La comprensión de Chile se vuelve el reflejo geográfico de este largo camino por la aventura histórica e iniciática, entonces: una gran carretera, bordeada por el Pacífico y cercada por un inexpugnable pretil de cerros andinos, ese que nos dio “por baluarte el Señor” según la idea perpetuada por Eusebio Lillo en la canción nacional. Es lo mismo que señalará en nuestra época el historiador y académico de origen chilote Javier Barrientos, al destacar la “ruta” con la que el conquistador Valdivia concebía a Chile en su camino hacia el imaginario austro cartográfico antártico, al otro lado del Estrecho de Magallanes.

He ahí, además, un símbolo originario del “pacto” cultural criollo con la figura del perro, del can del camino: porque en todo gran sendero de peregrinación chileno hay perros, y siempre los habrá, como viajeros y promeseros. Son casi requeridos entre sí, o tal vez simbióticos. Por eso, los pasos de sus patas están marcados en toda esta vasta longitud, y no ha existido procesión o peregrinaje en Chile donde las caravanas no hayan estado acompañadas de quiltros salidos al paso, como no ha habido en Chile un acto público, campeonato deportivo o marcha política en las calles donde no haya aparecido al menos un perro arruinando las postales, pero viviendo en la alegría infantil de su especie dentro de nuestras amarguras sociales. Chile es su camino, su sendero, de la misma manera que lo es para nosotros, sus habitantes humanos.
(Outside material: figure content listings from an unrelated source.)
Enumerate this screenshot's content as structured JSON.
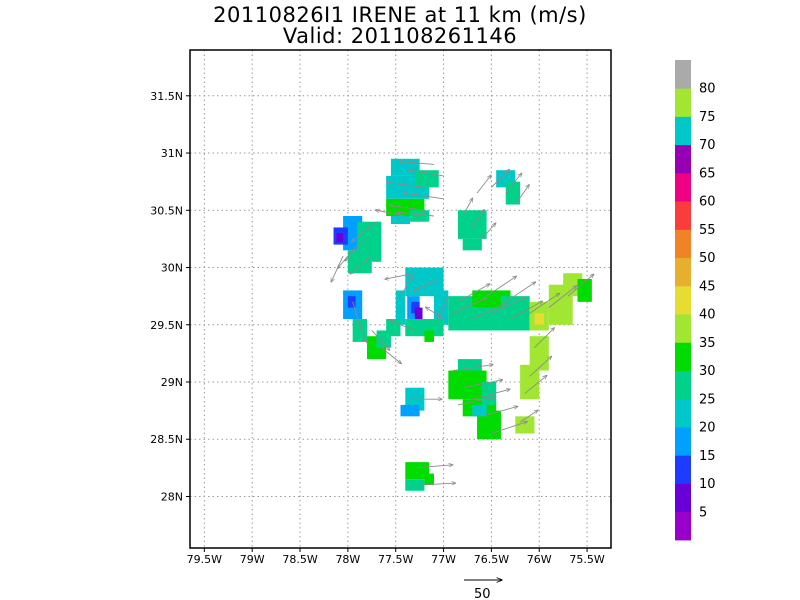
{
  "title": {
    "line1": "20110826I1 IRENE at 11 km (m/s)",
    "line2": "Valid: 201108261146"
  },
  "axes": {
    "lon_labels": [
      "79.5W",
      "79W",
      "78.5W",
      "78W",
      "77.5W",
      "77W",
      "76.5W",
      "76W",
      "75.5W"
    ],
    "lon_values": [
      -79.5,
      -79,
      -78.5,
      -78,
      -77.5,
      -77,
      -76.5,
      -76,
      -75.5
    ],
    "lat_labels": [
      "28N",
      "28.5N",
      "29N",
      "29.5N",
      "30N",
      "30.5N",
      "31N",
      "31.5N"
    ],
    "lat_values": [
      28,
      28.5,
      29,
      29.5,
      30,
      30.5,
      31,
      31.5
    ],
    "lon_range": [
      -79.65,
      -75.25
    ],
    "lat_range": [
      27.55,
      31.9
    ],
    "grid": true,
    "grid_style": "dotted"
  },
  "colorbar": {
    "labels": [
      "5",
      "10",
      "15",
      "20",
      "25",
      "30",
      "35",
      "40",
      "45",
      "50",
      "55",
      "60",
      "65",
      "70",
      "75",
      "80"
    ],
    "colors": [
      "#9900cc",
      "#6a00d8",
      "#1e3cff",
      "#00a0ff",
      "#00c8c8",
      "#00d28c",
      "#00dc00",
      "#a0e632",
      "#e6dc32",
      "#e6af2d",
      "#f08228",
      "#fa3c3c",
      "#f00082",
      "#9600b4",
      "#00c8c8",
      "#a0e632",
      "#aaaaaa"
    ]
  },
  "scale_vector": {
    "label": "50"
  },
  "colors": {
    "grid": "#9a9a9a",
    "vector": "#8c8c8c",
    "frame": "#000000"
  }
}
Este “pacto” entre la chilenidad y la perrunidad es tan profundo como alegórico, por su propia naturaleza y origen, aunque no siempre se ponga mucha atención a sus huellas en lo que alguna vez fue ese pavimento fresco de nuestra identidad marcado con su paso. Aún así, lo mantenemos vigente en todos nuestros ámbitos domésticos, laborales, familiares y sociales, incluso sin advertirlo, como un paradigma de constante y permanente apelación cultural. Y así fue cómo que un controvertido poeta y escritor de esta larga tierra, Miguel Serrano, imbuido hasta lo profundo de esta clase de relaciones místicas con el can y cargando su pluma con la tinta esotérica, explicaba en “Nos. El libro de la resurrección”:

La lengua inglesa es misteriosa. En ella se encuentra el secreto de nuestro perro. En inglés es "dog". Y esta palabra leída al revés es "God", Dios. El perro es entonces el camino que, recorrido al revés, desde muy abajo, desde las raíces del árbol del olor, del tacto, del gusto, se transmuta en Dios. El perro es, así, el guía del Caminante Ciego, el Peregrino de la Inmortalidad. Es Dios al revés.

El can nuestro de cada día, en conclusión, quedó destinado a acompañar lo que aún podemos identificar como la chilenidad desde los orígenes mismos, como sendero de exploraciones, conquistas y aventuras, casi como una predisposición romántica y hasta como un regente cósmico; o quizás como mero un capricho connatural, pero esperable en la fisonomía de un país-camino y de una inmensa ruta de sacrificios, peregrinaciones, tragedias y transformaciones sublimes, como la que fuimos, somos y seguiremos siendo en este rincón apartado y telúrico de América del Sur.